HOTEL ZUR GRÜNEN HÖLLE


I.

GEHEIME AUFZEICHNUNGEN MARINAS
In denen sie ihre Reise zum und vom Hotel zur Grünen Hölle beschreibt,
wo sie Sepp, den Aktivisten von Globo 2002 trifft, der sich Zé nennt.

Ich stammle, bereite mich vor, was könnte ich sehen? Ein Dorf, eine Federkrone, ein Singen, das vom Kopf ausgeht, frischer Lehm vom Fluß, Männer Hand in Hand, ein Lied, die sonnigen Federn, die fliegenden Flammen, die Frau im Hintergrund, gespannt mit einem Kind, und der Schmuck am Kopf bedeutet die Welt, vornüber und der Schaft, der ihn trägt, das Seil. Und vor der Hütte ein Gesang, die Frau hält ein Kind im Vordergrund, und Hand in Hand mit roten Bändern an den Knien, schreiten sie voran, wie die ersten, die vom Himmel stiegen, wie das Schilf, wie ein Dachboden über der Hütte aus Lehm, den Köpfen der Männer, die Trockenzeit setzt ein, und Männer gehen rund ums Dorf.
Auf der ersten Etappe der Reise hielt ich mich zurück. Ich wollte nicht Zé beobachten, sondern mich aufs Wasser konzentrieren, das uns trug. Ich konnte nie genug kriegen davon. Ich mochte die feuchte Hitze lieber als den trockenen Wind der Wüste, der brannte auf der Haut. Die Wärme, die mich umhüllte, dumpfe Luft sog ich ein am Boot und durch die Poren trat das Wasser wieder aus. Und ich fühlte mich belebt, wenn morgens über dem Wald die Nebel aufstiegen in den Farben Sand und Gold. Schweiß legte sich an meine Haut, beim Frühstück mit Kaffee aus klappernden Metallbechern glänzte ich schon. Noch wollte ich unerkannt bleiben. Doch ich wußte nicht genau, wie sich verhalten am Schiff als Frau allein. Denn innen war ich fremd. Man sollte nicht bemerken, daß ich aus dem Norden Amerikas kam. Meine braune Haut und mein dunkles Haar, die Farbe meiner Augen, all das stand nicht im Gegensatz zu den anderen Gesichtern am Schiff. Nur daß ich allein reiste, mußte auffallen. Und so schloß ich mich scheinbar einem Trupp von einheimischen Frauen an, die kochen wollten für die Goldsucher im Inneren des Lands.

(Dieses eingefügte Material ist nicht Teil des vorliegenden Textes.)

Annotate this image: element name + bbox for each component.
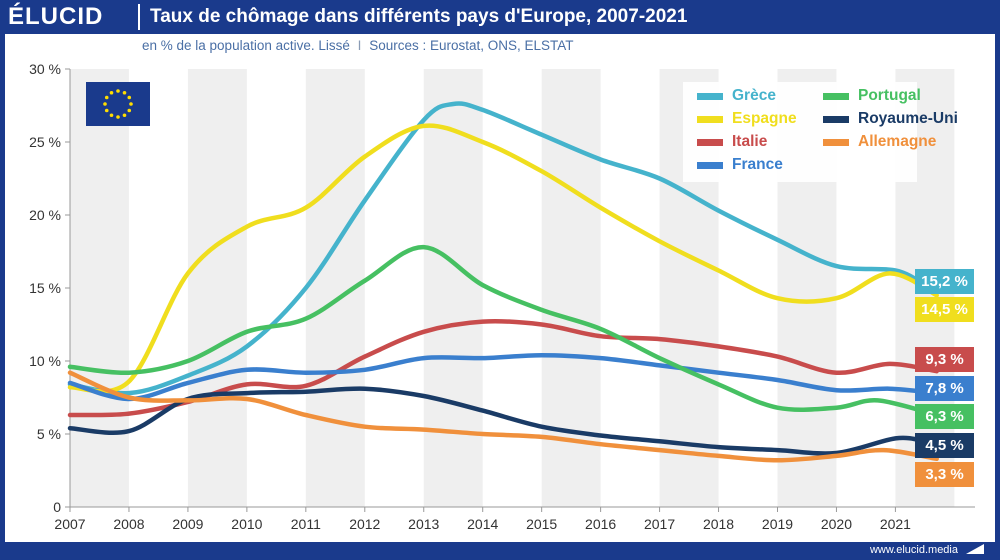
x-tick-label: 2021 [880,516,911,532]
subtitle-sources: Sources : Eurostat, ONS, ELSTAT [369,38,574,53]
x-tick-label: 2017 [644,516,675,532]
x-tick-label: 2018 [703,516,734,532]
x-tick-label: 2011 [291,516,321,532]
legend-swatch [823,92,849,100]
x-tick-label: 2013 [408,516,439,532]
end-value-label: 9,3 % [915,347,974,372]
flag-star [104,95,109,100]
legend-swatch [697,161,723,169]
flag-star [103,102,107,106]
end-value-label: 7,8 % [915,376,974,401]
y-tick-label: 0 [53,499,61,515]
flag-star [122,113,127,118]
legend-label: Portugal [858,87,921,104]
legend-swatch [697,92,723,100]
y-tick-label: 15 % [29,280,61,296]
y-tick-label: 5 % [37,426,61,442]
legend-label: Royaume-Uni [858,110,958,127]
series-line-allemagne [67,370,939,463]
series-line-portugal [67,244,939,418]
end-value-label: 4,5 % [915,433,974,458]
y-tick-label: 30 % [29,61,61,77]
flag-star [109,113,114,118]
eu-flag-icon [86,82,150,126]
series-line-espagne [67,123,939,394]
footer-url[interactable]: www.elucid.media [869,544,958,556]
flag-star [127,95,132,100]
legend-swatch [823,138,849,146]
legend-item: Portugal [823,85,921,107]
subtitle-separator: I [357,38,362,53]
flag-star [129,102,133,106]
chart-legend: Grèce Espagne Italie France Portugal Royaume-… [683,82,958,182]
y-tick-label: 20 % [29,207,61,223]
chart-title: Taux de chômage dans différents pays d'E… [150,6,688,27]
legend-swatch [697,115,723,123]
legend-item: Grèce [697,85,776,107]
legend-label: Grèce [732,87,776,104]
x-tick-label: 2020 [821,516,852,532]
y-tick-label: 25 % [29,134,61,150]
legend-item: Italie [697,131,767,153]
header-divider [138,4,140,30]
legend-swatch [697,138,723,146]
x-tick-label: 2016 [585,516,616,532]
end-value-label: 14,5 % [915,297,974,322]
legend-item: Espagne [697,108,797,130]
grid-band [423,69,483,507]
elucid-mark-icon [966,544,984,554]
series-line-grece [67,101,928,396]
subtitle-text: en % de la population active. Lissé [142,38,350,53]
flag-star [109,90,114,95]
x-tick-label: 2019 [762,516,793,532]
legend-label: Italie [732,133,768,150]
flag-star [122,90,127,95]
x-tick-label: 2010 [231,516,262,532]
x-tick-label: 2009 [172,516,203,532]
legend-item: Royaume-Uni [823,108,958,130]
flag-star [104,108,109,113]
brand-logo: ÉLUCID [8,3,104,30]
flag-star [127,108,132,113]
legend-swatch [823,115,849,123]
x-tick-label: 2014 [467,516,498,532]
series-line-italie [67,318,939,418]
end-value-label: 6,3 % [915,404,974,429]
x-tick-label: 2015 [526,516,557,532]
legend-item: Allemagne [823,131,936,153]
legend-item: France [697,154,783,176]
grid-band [70,69,129,507]
x-tick-label: 2012 [349,516,380,532]
x-tick-label: 2007 [54,516,85,532]
series-line-royaume-uni [67,386,928,456]
grid-band [187,69,247,507]
legend-label: France [732,156,783,173]
flag-star [116,115,120,119]
legend-label: Espagne [732,110,797,127]
legend-label: Allemagne [858,133,937,150]
end-value-label: 15,2 % [915,269,974,294]
end-value-label: 3,3 % [915,462,974,487]
chart-subtitle: en % de la population active. Lissé I So… [142,38,574,53]
flag-star [116,89,120,93]
series-line-france [67,352,939,402]
y-tick-label: 10 % [29,353,61,369]
header-bar: ÉLUCID Taux de chômage dans différents p… [0,0,1000,34]
x-tick-label: 2008 [113,516,144,532]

Von Globo 2002 habe ich nie viel gehalten, ein grüner Friedensplan, der über den Weg des Krieges führt. Und ich habe Zé auch gesagt, daß ich nicht glaube, daß er weiter kommt, solange er nur schwärmt oder klagt. Er ist ein Mann, der geradezu herausfordert, daß man ihn reizt, herumdreht, beanstandet, einer, der seine angelernten Waffen streckt, sobald man seine Leuchte in den Zweifel zieht.
Zés lange, dichte, dunkle Wimpern. Man meinte, seine Augen weinen zu sehen, obwohl er sich zurückhielt, das hatte er gelernt. Auch Zés Haar war dunkel und fest, doch man spürte seine blonde Herkunft. Der Vater war hell, sagte Zé, aber die Mutter stärker. Schwer zu sagen, was Zés Gesicht bestimmte, nachdem ich wußte, daß es nicht sein echtes war nach der Operation.

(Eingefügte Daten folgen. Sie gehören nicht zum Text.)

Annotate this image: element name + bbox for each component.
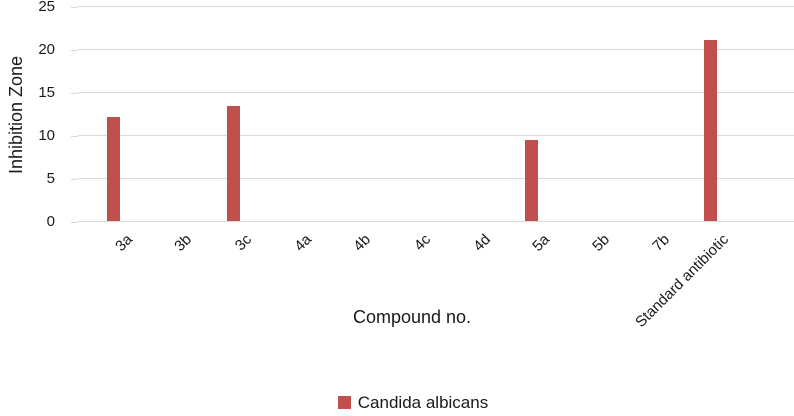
y-tick-label-25: 25 xyxy=(38,0,55,15)
legend-swatch-icon xyxy=(337,396,351,409)
y-tick-label-0: 0 xyxy=(46,213,55,230)
y-tick-label-20: 20 xyxy=(38,41,55,58)
bar-standard-antibiotic xyxy=(703,40,717,221)
y-tickmark-5 xyxy=(71,179,78,180)
gridline-y-15 xyxy=(78,92,794,93)
y-tickmark-25 xyxy=(71,7,78,8)
gridline-y-5 xyxy=(78,178,794,179)
plot-area xyxy=(78,6,794,222)
legend-label: Candida albicans xyxy=(357,393,489,412)
y-tickmark-10 xyxy=(71,136,78,137)
gridline-y-20 xyxy=(78,49,794,50)
gridline-y-10 xyxy=(78,135,794,136)
y-tick-label-10: 10 xyxy=(38,127,55,144)
x-axis-title: Compound no. xyxy=(352,307,472,327)
y-tickmark-0 xyxy=(71,222,78,223)
bar-3c xyxy=(226,105,240,221)
y-tickmark-20 xyxy=(71,50,78,51)
y-tickmark-15 xyxy=(71,93,78,94)
legend: Candida albicans xyxy=(16,394,794,411)
y-tick-label-15: 15 xyxy=(38,84,55,101)
bar-5a xyxy=(524,140,538,221)
gridline-y-25 xyxy=(78,6,794,7)
y-tick-label-5: 5 xyxy=(46,170,55,187)
gridline-y-0 xyxy=(78,221,794,222)
bar-3a xyxy=(107,116,121,221)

Es wirkte rund. War früher plump wie ein Mond, sagte Zé, seine Lippen schienen fest und dick. Waren sie immer, sagte er. Und seine Nase breit mit dem starken Sattel. War früher schmal, sagte Zé, kennst du diese Alpennasen, wie dünne, scharfe Klingen stoßen sie aus knochigen Gesichtern. Die war von meinem Vater, sagte er, und nun benutze ich eine Nase dieser südlichen Region.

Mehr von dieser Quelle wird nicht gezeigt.